В этот раз в небольшом кабинете собрались все из этой десятки. Король в парадном белом мундире сидел за стоявшим там зелёным письменным столом и рассматривал бумаги. То были различные письма и карты, старые записи, сделанные на тайных советах, и выписки из книг, которые могли бы пригодиться. За правителем стоял принц, наследник престола, Эдуард, недавно перенёсший очередную простуду и одетый матерью в несколько тёплых шерстяных кофт. Он заметно щурился, разглядывая остальных присутствующих здесь. Делюжан ходил по центру комнаты, он убрал руки за спину и из-за это казался более важным, нежели был на самом деле. Георг Хоффман, единственный, кто уселся на кожаном диване. В его руках была какая-то книга, которую он без всякого зазрения совести читал прямо при короле, одет он был так же, как и всегда: бардовый свитер, которому было, наверное, уже больше десяти лет, надеваемый графом постоянно — на холод или жару — износившийся и потерявший цвет, тёмно-серые штаны примерно такого же возраста, как и свитер, также постоянно одеваемый шпионом, и серые ботинки, которые, в отличие от своих товарищей, были куплены совсем недавно — обувь у этого человека изнашивалась быстро, — и поэтому ещё не потерявшие товарный вид. Над внешним видом этого человека долгое время пытались хлопотать Делюжан и Моника, но безуспешно. Через какое-то время даже они бросили это занятие. Алесия сидела в соседнем кресле и о чём-то думала. Её светлые короткие волосы — она обрезала свои косы около года назад — были растрёпаны, очевидно, девушка торопилась на совет, присутствующим было интересно, откуда именно, но все молчали, боясь вызвать ту бурную реакцию, что могла последовать. Она, как и Хоффман, не стала долго примерять наряды и оделась в ту одежду, в которой всегда ходила. В конце концов, еженедельные советы не всем будут казаться праздником.

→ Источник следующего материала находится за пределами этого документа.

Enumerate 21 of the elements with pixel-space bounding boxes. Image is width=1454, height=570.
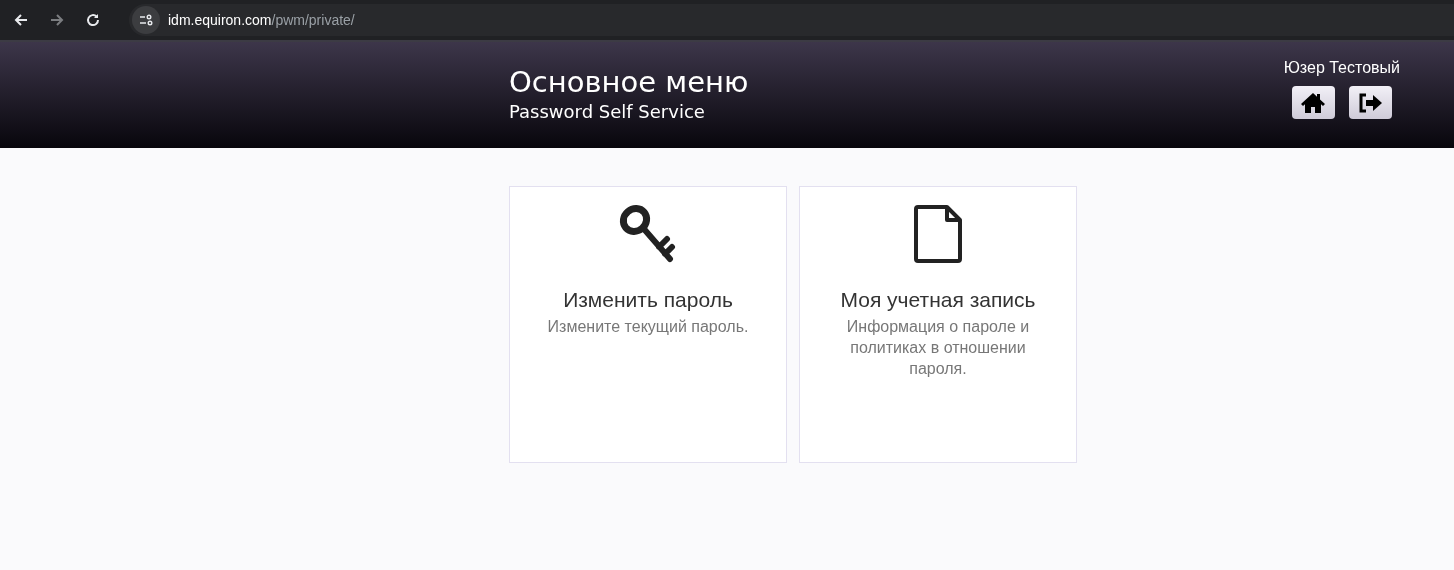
page-subtitle: Password Self Service [509,101,706,122]
home-button[interactable] [1291,86,1335,119]
tile-title: Моя учетная запись [840,288,1036,312]
reload-icon[interactable] [85,12,101,28]
menu-tile[interactable]: Моя учетная запись Информация о пароле и политиках в отношении пароля. [799,186,1077,463]
page-title: Основное меню [509,65,749,99]
key-icon [618,203,678,265]
menu-tile[interactable]: Изменить пароль Измените текущий пароль. [509,186,787,463]
address-bar[interactable]: idm.equiron.com/pwm/private/ [129,4,1454,36]
tile-description: Измените текущий пароль. [546,317,750,337]
tile-title: Изменить пароль [563,288,733,312]
home-icon [1300,91,1327,114]
site-settings-icon[interactable] [139,14,153,26]
back-icon[interactable] [13,12,29,28]
logout-icon [1357,91,1384,114]
url-path: /pwm/private/ [271,12,355,28]
url-host: idm.equiron.com [168,12,272,28]
tile-description: Информация о пароле и политиках в отношении пароля. [845,317,1031,379]
logout-button[interactable] [1348,86,1392,119]
user-name: Юзер Тестовый [1283,59,1400,77]
document-icon [912,203,964,265]
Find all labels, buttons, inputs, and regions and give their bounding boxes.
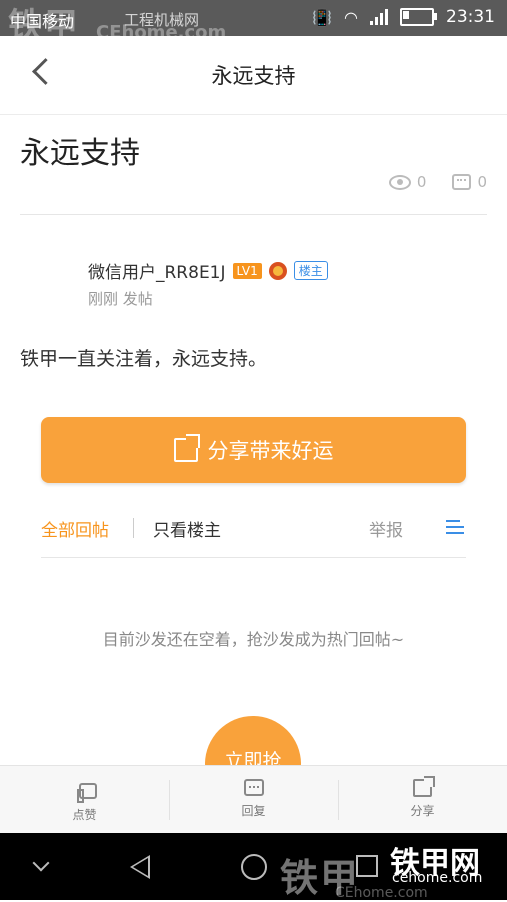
chevron-down-icon[interactable]	[32, 854, 50, 872]
post-title: 永远支持	[20, 136, 140, 171]
share-icon	[412, 779, 433, 797]
medal-icon	[268, 261, 287, 280]
tab-all-replies[interactable]: 全部回帖	[41, 516, 109, 541]
clock: 23:31	[446, 7, 495, 27]
post-time: 刚刚 发帖	[88, 290, 153, 308]
reply-label: 回复	[241, 804, 266, 818]
watermark-text: 工程机械网	[124, 11, 200, 29]
reply-button[interactable]: 回复	[169, 766, 338, 834]
level-badge: LV1	[232, 262, 262, 279]
nav-home-icon[interactable]	[241, 854, 267, 880]
signal-icon	[370, 9, 388, 25]
share-button-label: 分享带来好运	[207, 439, 334, 463]
divider	[41, 557, 466, 558]
report-button[interactable]: 举报	[369, 516, 403, 541]
bottom-action-bar: 点赞 回复 分享	[0, 765, 507, 834]
comment-icon	[452, 174, 472, 190]
message-icon	[243, 779, 264, 797]
battery-icon	[400, 8, 437, 26]
empty-replies-message: 目前沙发还在空着，抢沙发成为热门回帖~	[102, 630, 405, 649]
sort-icon[interactable]	[446, 520, 464, 536]
comments-value: 0	[477, 173, 487, 191]
views-count: 0	[388, 173, 427, 191]
share-icon	[173, 434, 200, 462]
vibrate-icon: 📳	[312, 7, 333, 27]
like-label: 点赞	[72, 808, 97, 822]
share-label: 分享	[410, 804, 435, 818]
status-icons: 📳 ◠ 23:31	[312, 7, 495, 27]
nav-back-icon[interactable]	[130, 855, 150, 879]
tab-owner-only[interactable]: 只看楼主	[153, 516, 221, 541]
reply-tabs: 全部回帖 只看楼主 举报	[41, 510, 466, 550]
like-button[interactable]: 点赞	[0, 766, 169, 834]
author-name[interactable]: 微信用户_RR8E1J	[88, 258, 226, 283]
share-button[interactable]: 分享带来好运	[41, 417, 466, 483]
post-stats: 0 0	[388, 173, 487, 191]
bottom-share-button[interactable]: 分享	[338, 766, 507, 834]
watermark-domain-small: cehome.com	[392, 870, 483, 886]
divider	[20, 214, 487, 215]
eye-icon	[388, 174, 411, 190]
thumbs-up-icon	[75, 783, 97, 801]
top-bar: 永远支持	[0, 36, 507, 115]
owner-badge: 楼主	[293, 261, 328, 280]
wifi-icon: ◠	[344, 7, 358, 27]
page-title: 永远支持	[211, 64, 296, 88]
comments-count: 0	[452, 173, 487, 191]
watermark-domain: CEhome.com	[335, 885, 428, 901]
views-value: 0	[416, 173, 427, 191]
tab-separator	[133, 518, 134, 538]
author-row: 微信用户_RR8E1J LV1 楼主	[88, 258, 328, 283]
status-bar: 中国移动 铁甲 CEhome.com 工程机械网 📳 ◠ 23:31	[0, 0, 507, 46]
post-content: 铁甲一直关注着，永远支持。	[20, 348, 268, 370]
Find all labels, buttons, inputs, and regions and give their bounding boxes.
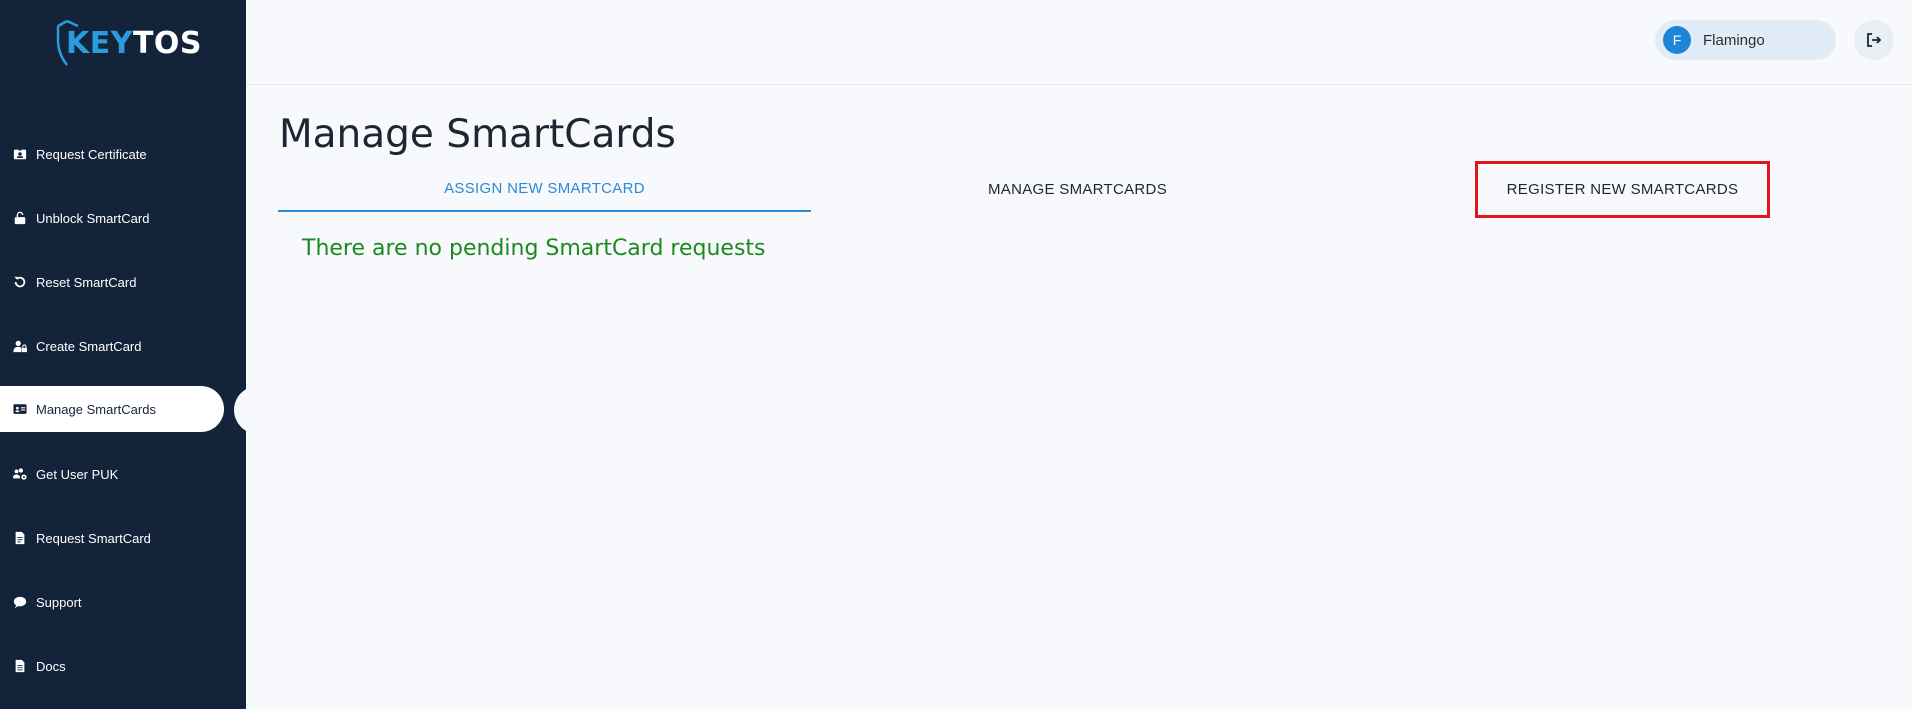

Гораций и Теодор предпочли для себя довольно скромные стулья, находившиеся у противоположной стены, дивану и креслу. Оба человека не хотели сейчас ни привлекать чьё-то внимание, ни совсем уж засиживаться в тени. Человек должен что-то делать, иначе совсем раскиснет. Именно поэтому здесь находился лорд Тайм, как всегда очень строго и официально одетый, он сел рядом с военачальниками, выбравшими для себя этот угол. Его присутствие сильно нервировало остальных членов совета. В частности Делюжана, который это, впрочем, не показывал. Для Моники стула не осталось, поэтому она встала между книжным шкафом и Риттером, которого она единственная могла хоть как-то понимать. Около входа, на ковре, робко приютился Инсертион. Учёный так не хотел кого-либо потревожить своим присутствием, что позабыл о собственных удобствах.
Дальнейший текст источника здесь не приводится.